If you don’t understand this, the onus is on you. Not me to keep explaining it.
Only adoptees who live this hell of other people taking over their lives — the government that manipulates the facts of birth on “new” brith certificates and then prevents us from obtaining the documents the government says it needs to prove who we were really born to — can understand the personal rammifications of losing control of your own life.
This should be avoided at all costs. Adoption should be abolished.
Many other countries are light years ahead of America in this. Read the United Nations Rights of the Child – an international treaty that the US has not ratified. Why? baby trade, that’s why.
It is not only the adoptive parents that want to hear only happy adoption stories, it is also natural parents who want to believe that adoption was good to the child they lost. It is the hope that the lost child “had a good life” that clouds the reality when the cold hard facts are laid bare to reveal the not-so-good-and-perhaps-unsavory-realities of adoption in a closed system. Life is a progression of ups and downs.
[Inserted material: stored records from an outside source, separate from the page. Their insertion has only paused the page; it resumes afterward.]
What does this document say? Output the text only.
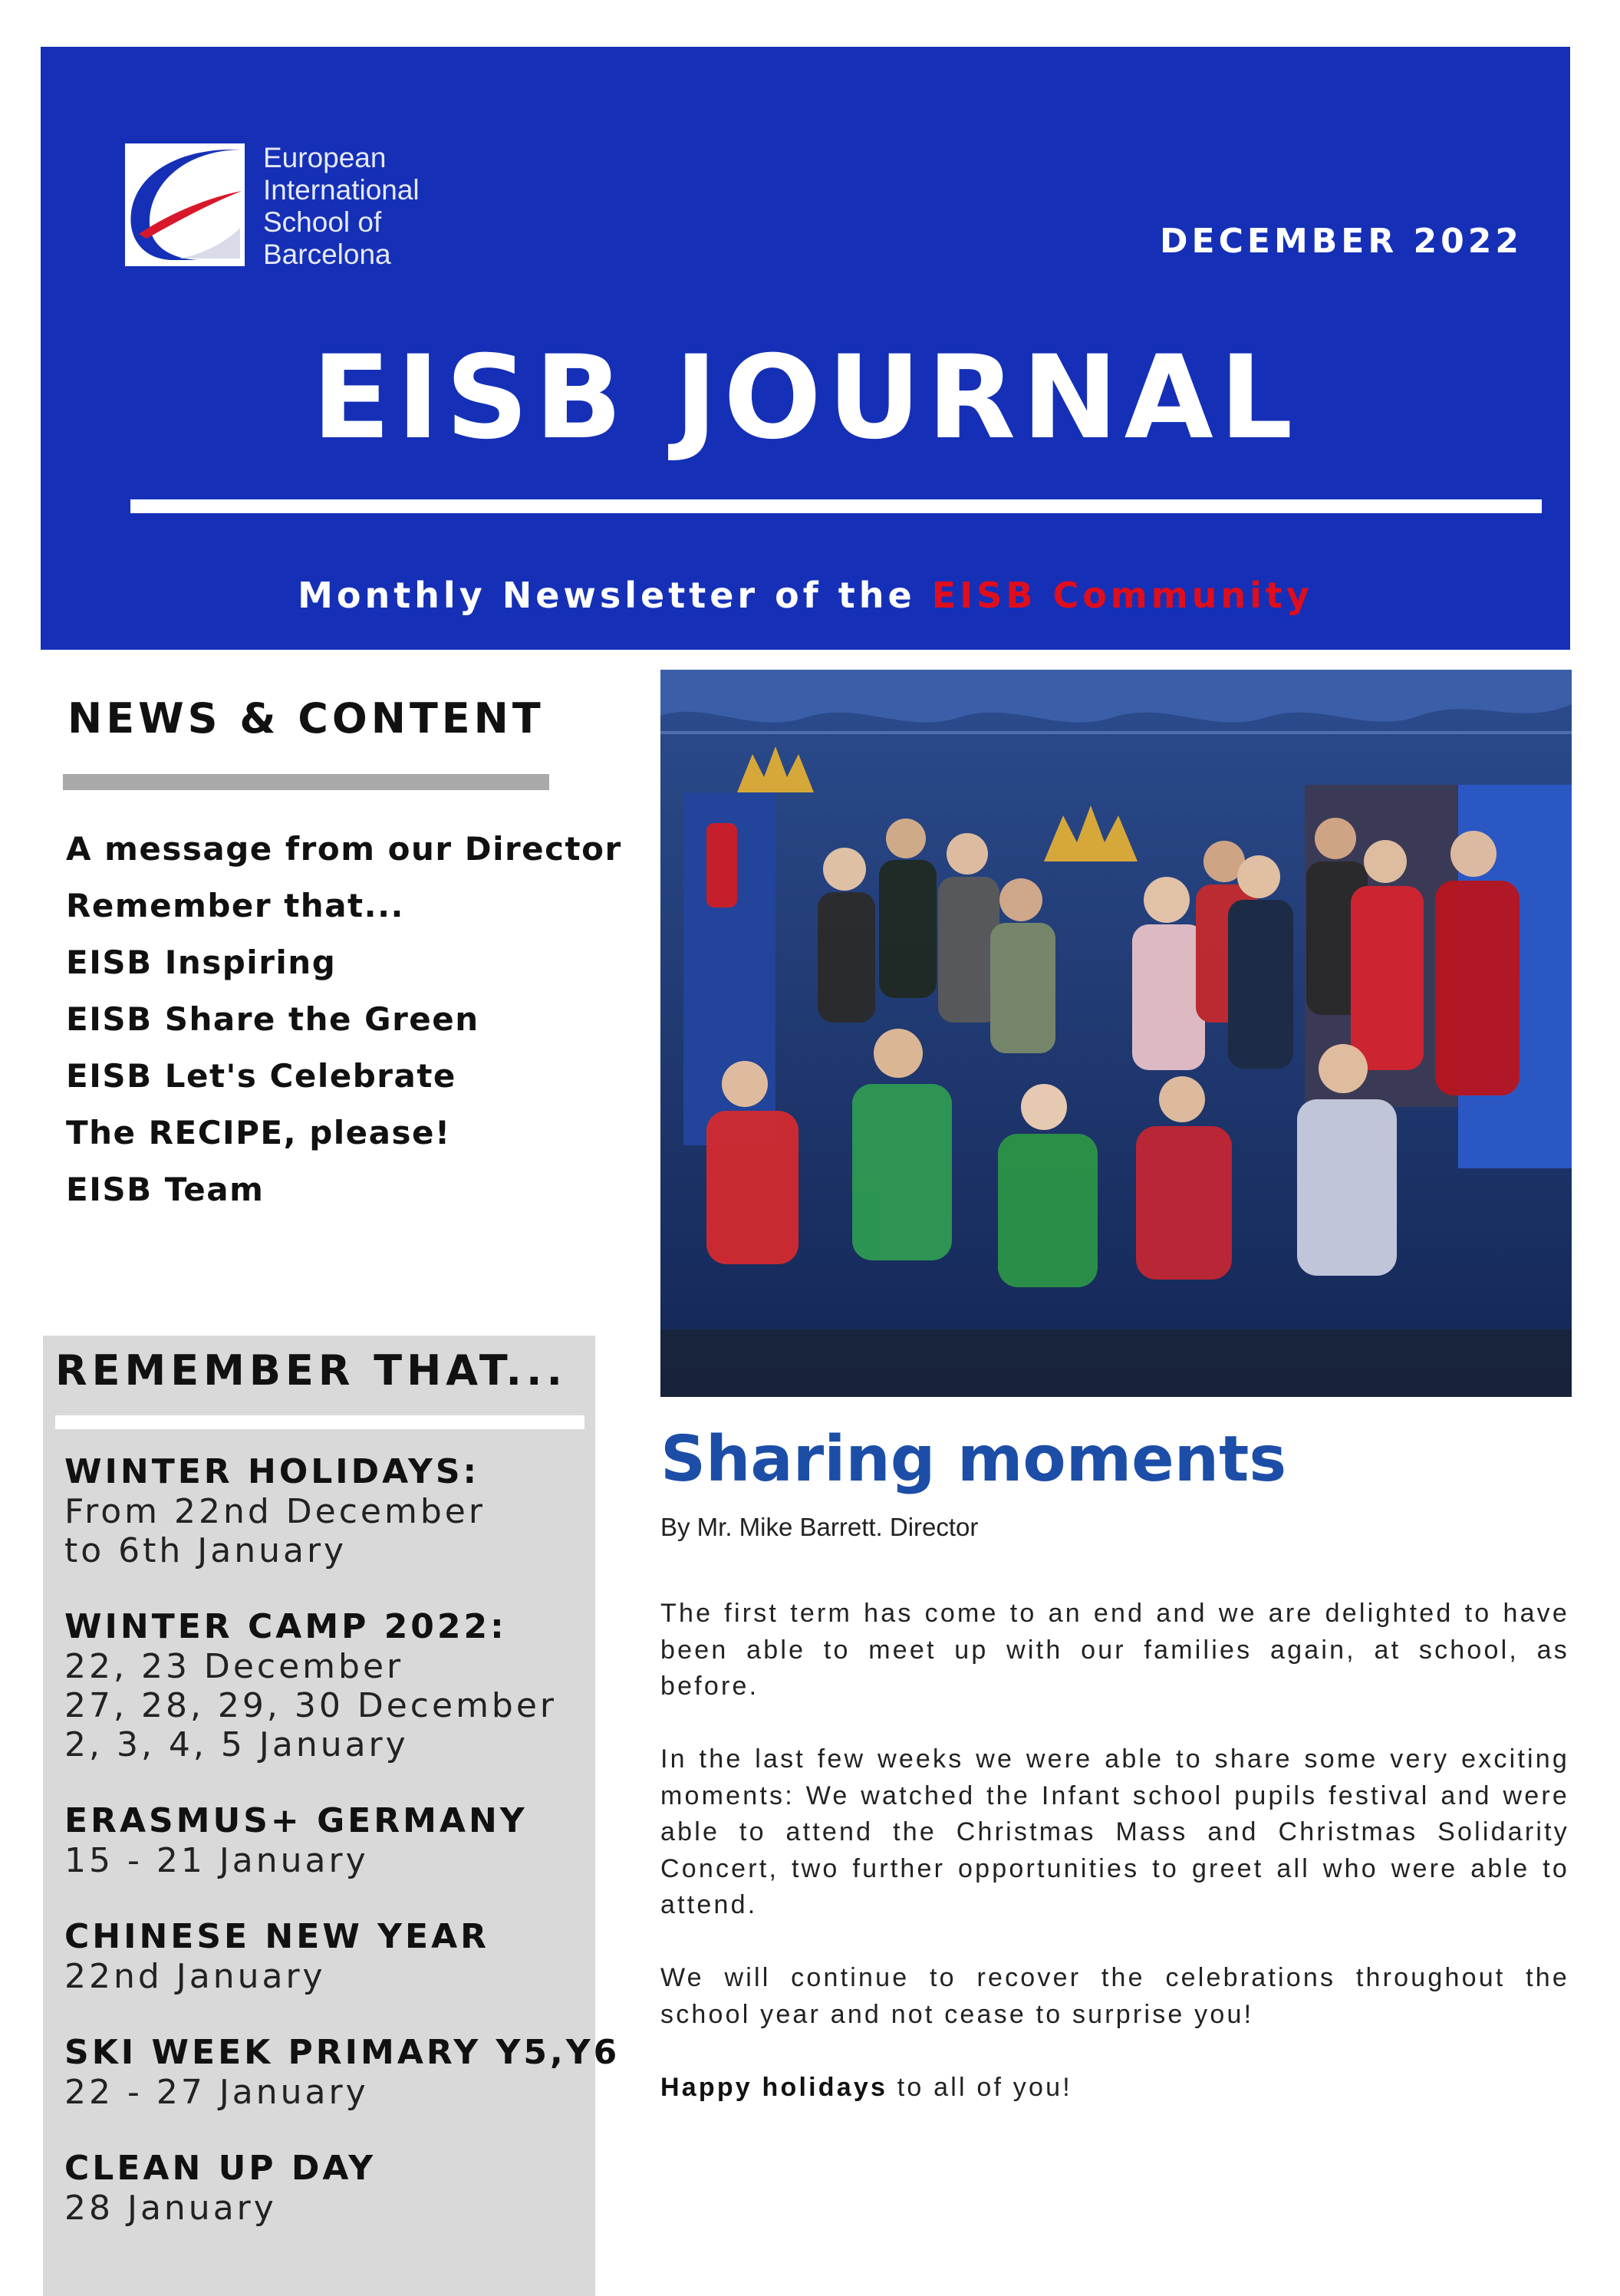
European
International
School of
Barcelona	DECEMBER 2022
EISB JOURNAL
Monthly Newsletter of the EISB Community
NEWS & CONTENT
A message from our Director
Remember that...
EISB Inspiring
EISB Share the Green
EISB Let's Celebrate
The RECIPE, please!
EISB Team
REMEMBER THAT...
WINTER HOLIDAYS:
From 22nd December
to 6th January
WINTER CAMP 2022:
22, 23 December
27, 28, 29, 30 December
2, 3, 4, 5 January
ERASMUS+ GERMANY
15 - 21 January
CHINESE NEW YEAR
22nd January
SKI WEEK PRIMARY Y5,Y6
22 - 27 January
CLEAN UP DAY
28 January
Sharing moments
By Mr. Mike Barrett. Director

The first term has come to an end and we are delighted to have been able to meet up with our families again, at school, as before.

In the last few weeks we were able to share some very exciting moments: We watched the Infant school pupils festival and were able to attend the Christmas Mass and Christmas Solidarity Concert, two further opportunities to greet all who were able to attend.

We will continue to recover the celebrations throughout the school year and not cease to surprise you!

Happy holidays to all of you!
Some of us have more trauma to deal with than others.
When we get to the point of telling the truth on documents that prove birth, relinquishment, and adoption, then all the truth is lais bare. No one cacn lie. No one can fake it. Open records mean so much more than access to the “original” birth certificate. We are so used to saying these words because we are forced into it, however, when you look at reality: there is only one, true birth certificate and there is no “original” birth certificate because the second one is a government-imposed legal lie pawned off as true.
I think people who don’t want to hear the unsavory aspects of adoption are afraid of what they might find if they look more closely. They want fairy tales, not reality. I agree with imposter–the right to the documentation of one’s birth is a civil right that belongs to everyone.
Thanks DV for your comments.
Wonderful adoption stories and wonderful adoption lives do not make up for the falsification of birth certificates that occur with every single adoption in the United States. That is a crime against every single adoptee whether there is a happy and wonderful adoption story or not.
As for your second paragraph, wow. Thank you. Understanding and compassion for half orphans and what to do for a family in that situation is the issue. My adoption should never have happened.
To be fair — there were adoptive relatives who warned my adoptive parents to tell me the truth. There were those who fell in the middle and went along with it because it wasn’t their place, or so they felt. This just goes to prove that the behavior of people changes when a child is adopted. Had this been a guradianship or step family with ongoing visitation, none of this would have happened. There is the mentality that adoptees should never be told.
There are alot of people who are NOT adopted who had sh*tty parents and sh*tty childhoods too. And there are people who had wonderful adoption stories. I don’t think one thing necessarily has to do with the other.
The crux of the matter is that all the people involved in your situation were not good human beings. Adoption or not adoption isn’t the issue. If they were good people they would have understood you, desired to help you. THAT is the issue.